Lembro-me, ainda, como simpatizava com a minha luta de Socialista de Allende, por outras palavras, Socialista orientado pelas ideias históricas de Marx, tal e qual Durkheim e Mauss, mencheviques, colaboradores de Lenin para derrubar o regime injusto e arbitrário dos Romanoff, como demostro no meu livro de 2007, da Afrontamento: A Dádiva, essa grande mentira social, do qual lhe enviarei uma cópia, escrito calmamente, para comentar o que comentava consigo como minha discente, os atropelos dos Czares serem semelhantes ao do ditador do Chile, quem entregara as escolas às juntas de freguesia, denominadas municípios, e obrigava a relatórios semanais para controlar a docência do Chile e assim obter o prometido: “nem uma folha mexe no Chile sem o meu consentimento”. Ainda lembro os seus comentários horrorizados: “Senhor professor, é mesmo assim? Que horror. Os professores já sabem, para quê avaliá-los mais, e obrigar a reestudar o que já é sabido nos seus tempos para a família, preparação de aulas e merecido descanso”. A Maria de Lurdes esqueceu acrescentar, nessas as nossas conversas, que os docentes eram avaliados pela educação que recebiam os seus filhos. Mas, como boa engenheira da sociedade, entendia que os sindicatos deviam protestar quando o poder ultrapassa o afazer, já imenso e pesado, dos docentes, especialmente, do ensino especial e inclusivo, e os de classe social.

Maria de Lurdes, tenho estado interessado, como etnopsicólogo, nas recentes notícias sobre a Educação em Portugal. Foi preciso adiar a entrega de teses dos meus mestrantes, para não cair na armadilha de uma especial ditadura, pura e dura, como no Chile de Pinochet. De certeza, deve haver um engano em certos sítios. Maria de Lurdes, se a pessoa Ministro da Educação sabe que é preciso entender essa mente cultural de estudantes e os seus pais, sabe também como um dado adquirido, que esse facto acontece apenas pela necessidade de se prepararem os docentes para ensinar. Como educador, conheço bem essa preparação, tal e qual a Engenheira Social, especialidade que a louva, sabe que já está tudo preparado faz tempo, para a divisão do trabalho, sem acrescentar mais deveres aos docentes primários e secundários, que vivem em sessões que atrasam e arrasam a sua preparação de lições, hostiliza aos sindicatos e, além do mais, importamos desde o Chile esse modelo puro e duro já referido, da morta ditadura. Ou, reabilitamos a nossa em Portugal e tiramos os cravos das espingardas do 25 de Abril.

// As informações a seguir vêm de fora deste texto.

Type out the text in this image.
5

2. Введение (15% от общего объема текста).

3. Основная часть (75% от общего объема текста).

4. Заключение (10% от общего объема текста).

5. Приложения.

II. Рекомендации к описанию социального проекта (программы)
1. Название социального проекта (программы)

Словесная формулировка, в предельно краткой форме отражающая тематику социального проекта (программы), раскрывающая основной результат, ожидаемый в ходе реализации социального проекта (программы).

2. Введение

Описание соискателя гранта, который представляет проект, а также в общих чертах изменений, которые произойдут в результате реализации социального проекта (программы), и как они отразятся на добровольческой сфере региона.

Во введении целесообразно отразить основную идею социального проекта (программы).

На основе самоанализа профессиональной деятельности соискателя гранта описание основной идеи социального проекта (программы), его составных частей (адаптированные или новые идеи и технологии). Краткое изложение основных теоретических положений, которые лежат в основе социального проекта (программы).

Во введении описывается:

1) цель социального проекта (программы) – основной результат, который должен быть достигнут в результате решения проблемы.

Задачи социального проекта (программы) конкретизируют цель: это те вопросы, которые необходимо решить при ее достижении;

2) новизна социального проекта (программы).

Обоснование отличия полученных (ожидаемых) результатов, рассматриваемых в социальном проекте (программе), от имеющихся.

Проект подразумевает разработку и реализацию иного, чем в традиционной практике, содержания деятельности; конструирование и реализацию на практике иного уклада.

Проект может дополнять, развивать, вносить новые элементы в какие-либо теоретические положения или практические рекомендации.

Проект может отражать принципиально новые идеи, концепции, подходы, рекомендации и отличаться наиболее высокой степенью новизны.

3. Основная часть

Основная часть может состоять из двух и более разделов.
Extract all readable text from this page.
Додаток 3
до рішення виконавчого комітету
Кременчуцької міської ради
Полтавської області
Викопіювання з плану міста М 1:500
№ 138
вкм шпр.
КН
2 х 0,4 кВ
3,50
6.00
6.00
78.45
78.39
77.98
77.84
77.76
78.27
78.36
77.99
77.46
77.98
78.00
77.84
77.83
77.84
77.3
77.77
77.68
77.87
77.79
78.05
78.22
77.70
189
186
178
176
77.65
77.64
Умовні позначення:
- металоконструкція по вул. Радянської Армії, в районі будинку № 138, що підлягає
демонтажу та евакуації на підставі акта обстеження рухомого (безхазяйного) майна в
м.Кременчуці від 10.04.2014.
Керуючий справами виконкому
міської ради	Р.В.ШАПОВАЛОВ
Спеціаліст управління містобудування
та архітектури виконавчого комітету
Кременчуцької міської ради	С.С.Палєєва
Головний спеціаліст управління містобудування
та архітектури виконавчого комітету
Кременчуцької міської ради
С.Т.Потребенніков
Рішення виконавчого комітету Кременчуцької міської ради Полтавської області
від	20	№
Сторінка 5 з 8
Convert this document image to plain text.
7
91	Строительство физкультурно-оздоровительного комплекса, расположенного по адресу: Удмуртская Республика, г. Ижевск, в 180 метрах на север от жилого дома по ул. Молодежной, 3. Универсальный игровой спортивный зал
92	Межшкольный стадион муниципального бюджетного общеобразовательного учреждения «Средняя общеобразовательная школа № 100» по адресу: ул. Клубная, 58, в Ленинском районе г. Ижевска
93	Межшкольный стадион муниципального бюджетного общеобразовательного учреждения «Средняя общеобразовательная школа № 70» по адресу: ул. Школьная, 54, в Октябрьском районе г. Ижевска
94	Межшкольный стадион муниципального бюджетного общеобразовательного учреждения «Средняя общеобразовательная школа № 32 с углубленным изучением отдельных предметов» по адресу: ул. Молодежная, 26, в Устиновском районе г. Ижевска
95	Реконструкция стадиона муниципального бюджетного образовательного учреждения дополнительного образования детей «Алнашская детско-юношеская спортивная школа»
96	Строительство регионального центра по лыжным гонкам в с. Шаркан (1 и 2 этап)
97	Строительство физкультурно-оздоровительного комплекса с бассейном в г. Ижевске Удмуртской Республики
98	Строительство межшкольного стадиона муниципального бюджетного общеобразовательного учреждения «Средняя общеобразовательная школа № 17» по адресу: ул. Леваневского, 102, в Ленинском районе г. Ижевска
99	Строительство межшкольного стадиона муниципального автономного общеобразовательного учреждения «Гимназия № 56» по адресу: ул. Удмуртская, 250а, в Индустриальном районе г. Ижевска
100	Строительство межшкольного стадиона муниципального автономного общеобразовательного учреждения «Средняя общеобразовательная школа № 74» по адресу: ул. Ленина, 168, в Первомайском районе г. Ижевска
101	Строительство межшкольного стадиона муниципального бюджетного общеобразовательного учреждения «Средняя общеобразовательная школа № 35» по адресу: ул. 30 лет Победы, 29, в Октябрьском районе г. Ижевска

Com carinho, com respeito, mas com firme persistência, do seu velho Professor, a se restabelecer de uma doença que mata rapidamente, especialmente se não falamos pelos nossos.

Os meus parabéns. Foi-nos roubada, como Presidenta do nosso ictesiano Conselho Científico, para entrarmos todos em sarilhos muito disputados, que causam esta conversa nossa de corredor, desta vez, em formato de papel, uma carta para si, escrita com carinho, mas com firmeza em prol dos professores portugueses.

Abraço querido e, como era habitual, um beijinho para si!, do seu recuperado velho professor,

Raúl Iturra

Professor Doutor Raúl Iturra

Catedrático de Antropologia sempre no activo, membro do Centro de Estudos em Antropologia Social, CEAS/ISCTE, Membro de Honra do CNRS, Paris, Professor Visitantre do Collége de France e Membro do Senado da Universidade de Cambridge.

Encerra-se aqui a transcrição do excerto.